Bl John Henry Newman: Apologia Pro Vita Sua

motuproprio said...

But Father! But Father! Can you show me where in the Missal or the General Instruction it says anything about giving a non-communicant a blessing at the time of communion? Say the black. Do the red. Don't add anything. Don't take anything away.

Fr William said...

I wonder what motuproprio expects clergy to do when people present themselves at communion time but are not intending to receive the Sacrament? Shake them by the hand and talk about the weather? Or dismiss them with a contemptuous gesture? (I don't think either of those courses of action are specifically commended by GIRM or the Missal rubrics, anyway.)

motuproprio said...

First I would not deliberately invite those unable to receive communion (for whatever reason) to come forward at the distribution of the Blessed Sacrament. Second, I would, at a pinch, concede that a priest (but not an extraordinary minister) might silently make the sign of the cross with a host over someone who proffers neither hand nor tongue. As for the practice of Extraordinary Ministers giving a blessing, that appears to be error compounded!

Joshua said...

Whatever happened to staying in one's pew if one is not going forward to receive Communion?

It is silly, as a moment's thought will show, to come forward if one is not going to receive - for, after all, the priest blesses everyone at the end, and so there is no point in blessing non-communicants singly during the distribution of Communion.

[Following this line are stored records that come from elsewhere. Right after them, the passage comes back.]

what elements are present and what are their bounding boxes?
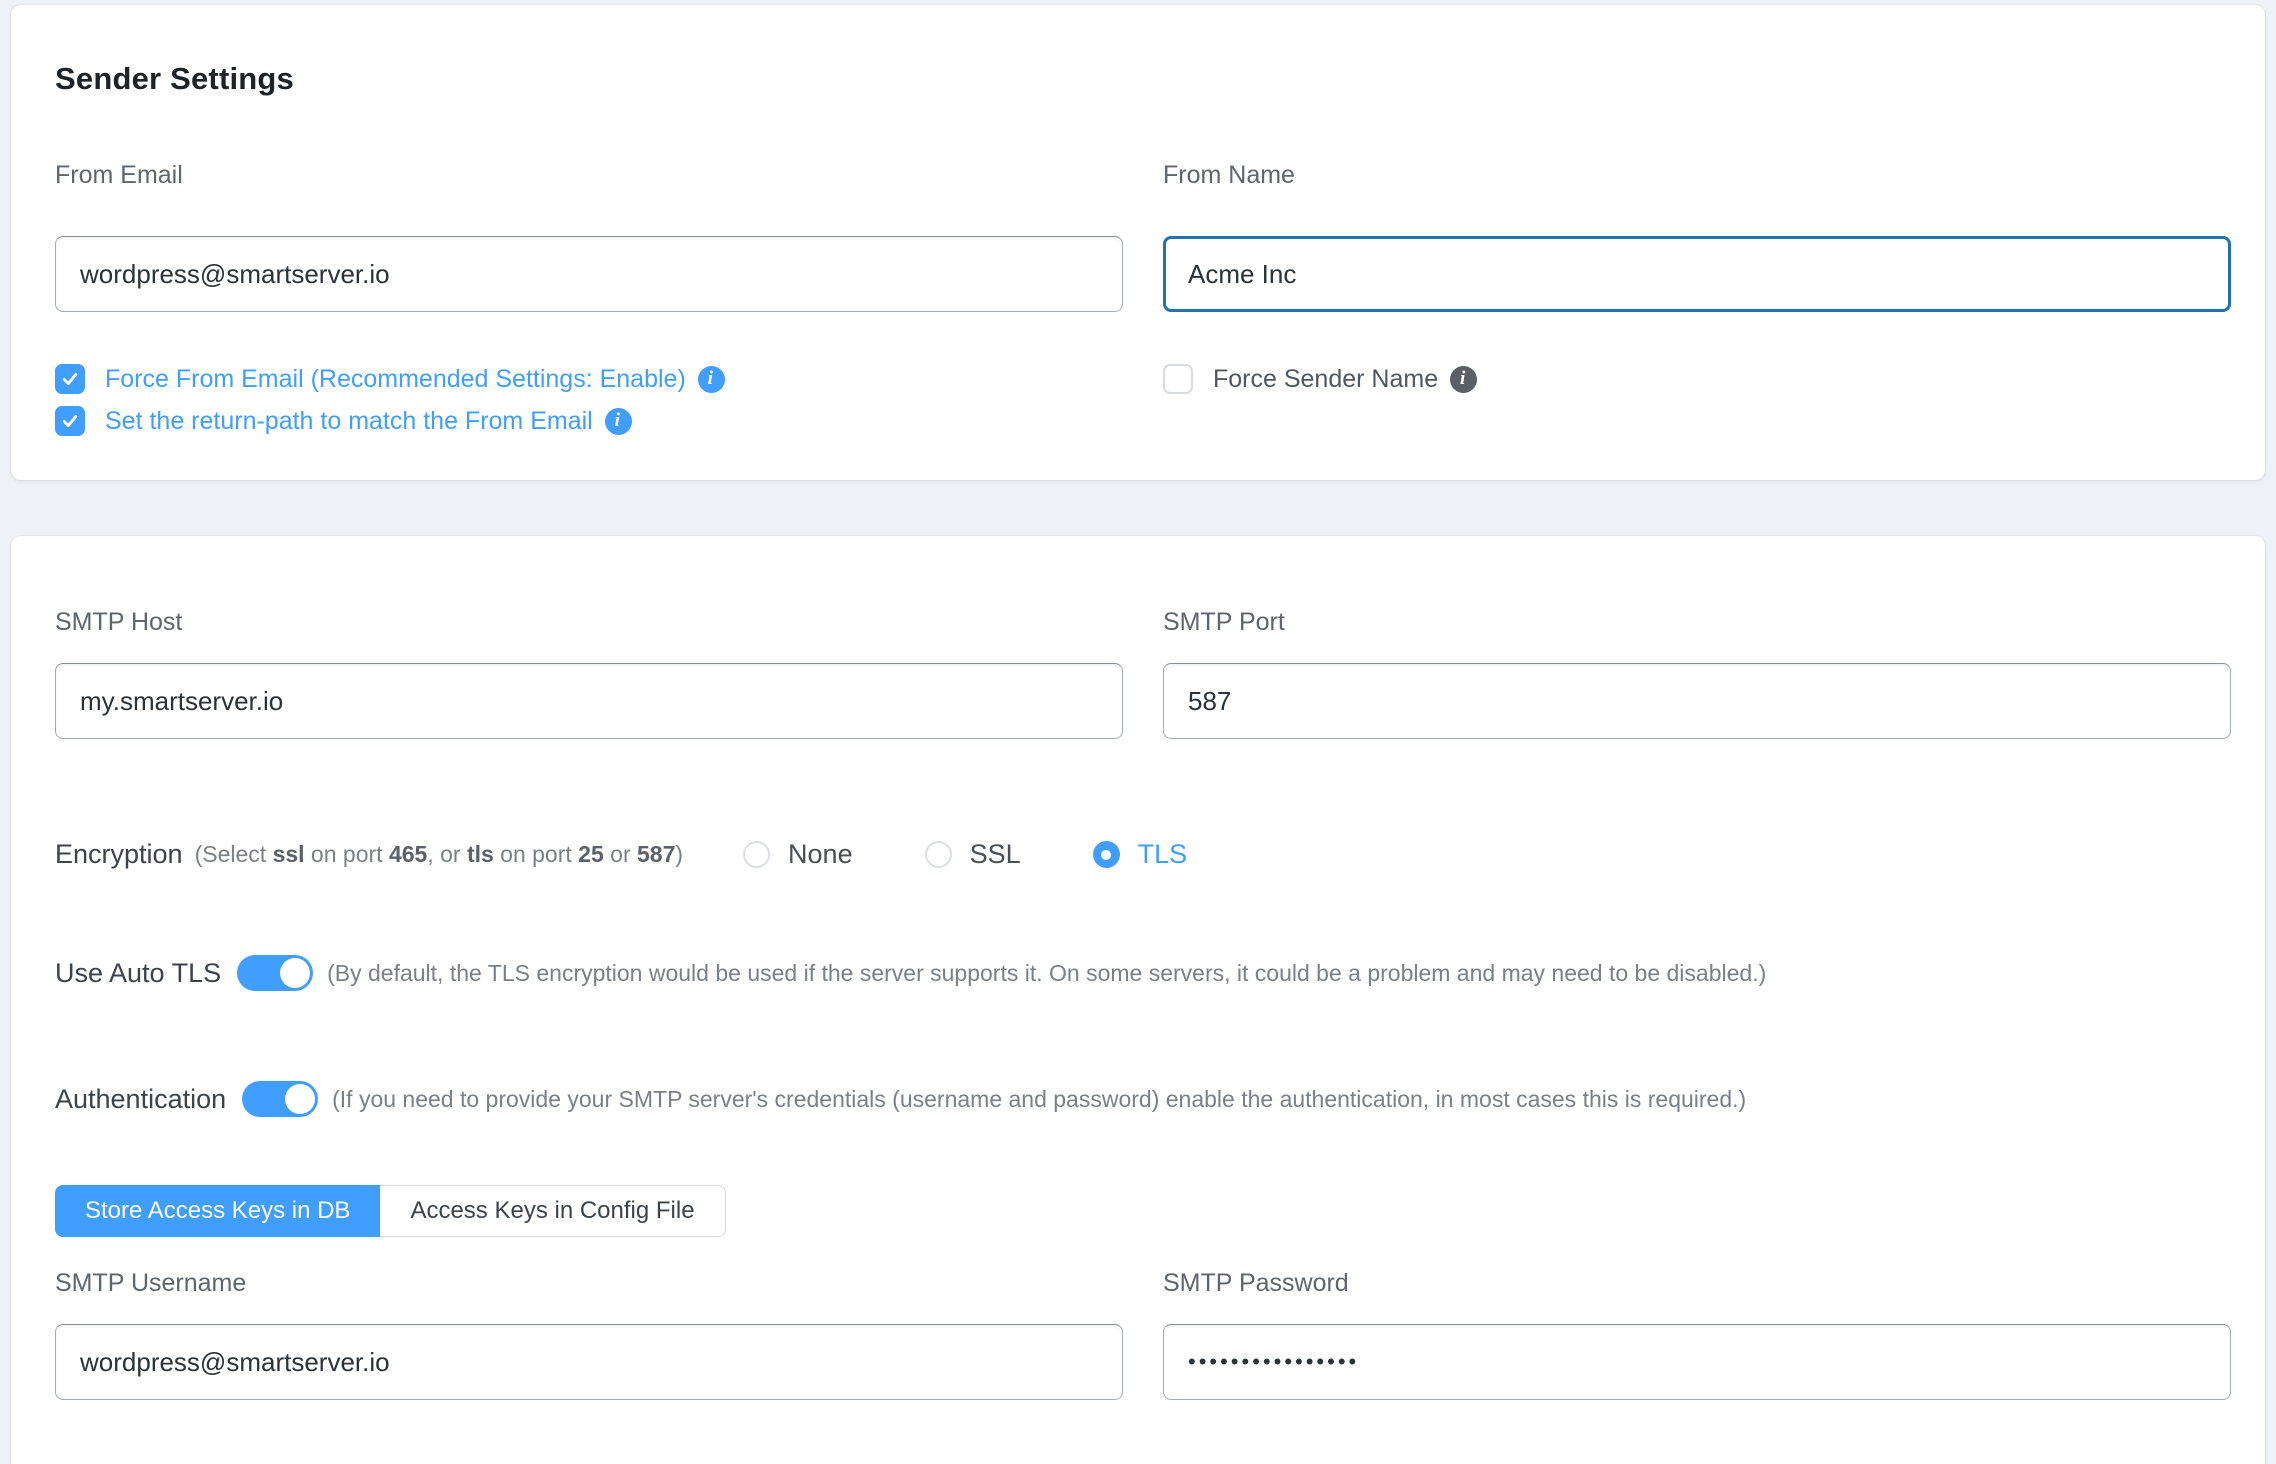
encryption-hint: (Select ssl on port 465, or tls on port … — [195, 841, 683, 868]
auto-tls-hint: (By default, the TLS encryption would be… — [327, 960, 1766, 987]
tab-keys-in-config-file[interactable]: Access Keys in Config File — [380, 1185, 725, 1237]
from-name-field-group: From Name — [1163, 161, 2231, 312]
encryption-option-ssl-label: SSL — [970, 839, 1021, 870]
encryption-label: Encryption — [55, 839, 183, 870]
auto-tls-label: Use Auto TLS — [55, 958, 221, 989]
from-name-label: From Name — [1163, 161, 2231, 190]
return-path-checkbox[interactable] — [55, 406, 85, 436]
force-sender-name-checkbox-row[interactable]: Force Sender Name i — [1163, 364, 2231, 394]
force-from-email-checkbox-row[interactable]: Force From Email (Recommended Settings: … — [55, 364, 1123, 394]
checkmark-icon — [60, 369, 80, 389]
smtp-password-input[interactable] — [1163, 1324, 2231, 1400]
from-email-label: From Email — [55, 161, 1123, 190]
smtp-password-label: SMTP Password — [1163, 1269, 2231, 1298]
return-path-label: Set the return-path to match the From Em… — [105, 407, 593, 436]
force-from-email-label: Force From Email (Recommended Settings: … — [105, 365, 686, 394]
return-path-checkbox-row[interactable]: Set the return-path to match the From Em… — [55, 406, 1123, 436]
encryption-option-tls-label: TLS — [1138, 839, 1188, 870]
force-sender-name-label: Force Sender Name — [1213, 365, 1438, 394]
authentication-row: Authentication (If you need to provide y… — [55, 1081, 2231, 1117]
encryption-radio-tls[interactable]: TLS — [1093, 839, 1188, 870]
info-icon[interactable]: i — [605, 408, 632, 435]
force-sender-name-checkbox[interactable] — [1163, 364, 1193, 394]
info-icon[interactable]: i — [1450, 366, 1477, 393]
toggle-knob — [285, 1084, 315, 1114]
smtp-username-input[interactable] — [55, 1324, 1123, 1400]
encryption-row: Encryption (Select ssl on port 465, or t… — [55, 839, 2231, 870]
from-email-field-group: From Email — [55, 161, 1123, 312]
smtp-username-field-group: SMTP Username — [55, 1269, 1123, 1400]
smtp-port-label: SMTP Port — [1163, 608, 2231, 637]
sender-settings-title: Sender Settings — [55, 61, 2231, 97]
smtp-host-input[interactable] — [55, 663, 1123, 739]
toggle-knob — [280, 958, 310, 988]
authentication-hint: (If you need to provide your SMTP server… — [332, 1086, 1746, 1113]
auto-tls-toggle[interactable] — [237, 955, 313, 991]
info-icon[interactable]: i — [698, 366, 725, 393]
smtp-port-input[interactable] — [1163, 663, 2231, 739]
smtp-host-field-group: SMTP Host — [55, 608, 1123, 739]
encryption-option-none-label: None — [788, 839, 853, 870]
sender-settings-card: Sender Settings From Email From Name For… — [11, 5, 2265, 480]
encryption-radio-ssl[interactable]: SSL — [925, 839, 1021, 870]
authentication-toggle[interactable] — [242, 1081, 318, 1117]
authentication-label: Authentication — [55, 1084, 226, 1115]
from-email-input[interactable] — [55, 236, 1123, 312]
smtp-host-label: SMTP Host — [55, 608, 1123, 637]
from-email-options: Force From Email (Recommended Settings: … — [55, 364, 1123, 436]
radio-icon[interactable] — [743, 841, 770, 868]
from-name-input[interactable] — [1163, 236, 2231, 312]
tab-store-keys-in-db[interactable]: Store Access Keys in DB — [55, 1185, 380, 1237]
key-storage-tabs: Store Access Keys in DB Access Keys in C… — [55, 1185, 726, 1237]
smtp-username-label: SMTP Username — [55, 1269, 1123, 1298]
encryption-radio-none[interactable]: None — [743, 839, 853, 870]
radio-icon[interactable] — [925, 841, 952, 868]
encryption-radio-group: None SSL TLS — [743, 839, 1187, 870]
radio-icon[interactable] — [1093, 841, 1120, 868]
auto-tls-row: Use Auto TLS (By default, the TLS encryp… — [55, 955, 2231, 991]
from-name-options: Force Sender Name i — [1163, 364, 2231, 436]
smtp-password-field-group: SMTP Password — [1163, 1269, 2231, 1400]
force-from-email-checkbox[interactable] — [55, 364, 85, 394]
checkmark-icon — [60, 411, 80, 431]
smtp-settings-card: SMTP Host SMTP Port Encryption (Select s… — [11, 536, 2265, 1464]
smtp-port-field-group: SMTP Port — [1163, 608, 2231, 739]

Arguably, pressure on all and sundry to come forward can lead to people being troubled in conscience.

Instead, those who do not go forward can use the time to pray, make a spiritual communion, join in the singing, etc.

Far better!

Pastor in Valle said...

You know; I really can't see what all the fuss is about. Yes, I don't go up for blessings if for whatever reason I'm not receiving, but I've no objection to giving them. At least there is a recognition that it is not appropriate for all to receive.

Katherine said...

It is sad that this particular lady wasn't able to receive Communion at Mass, not because you were "imposing our cruel dogma" on her but because it demonstrates so very, very vividly the great, gaping divisions between Christians! As painful as it may be to admit we are not all one Body, not in communion with one another; we are fractured. If we are to repair these wounds we have to first acknowledge this separation and then try and do something about it. Priests who "invite" non-Catholics to Communion are, effectively, halting any progress or, at the very least, pretending that there is no need for any.

My parish priest, in response to people asking him whether non-Catholic Christians could receive Communion posted the following on his blog...

"Holy Communion is many things to many people. For Catholics it is at least a two-fold experience:

1 The individual's communion with Christ, through receiving the Body, Blood, Soul and Divinity of that same Christ under the forms of bread and wine. Clearly, communion with Christ is communion with the Trinity and so a full experience of the Living God. (If interested, see Code of Canon Law).

2 The individual's communion with fellow-Catholics through the sharing of their mutual communion with Christ: feeding, as it were, from the same table and of the same food strengthens and signifies the aspect of belonging and community for those who take part."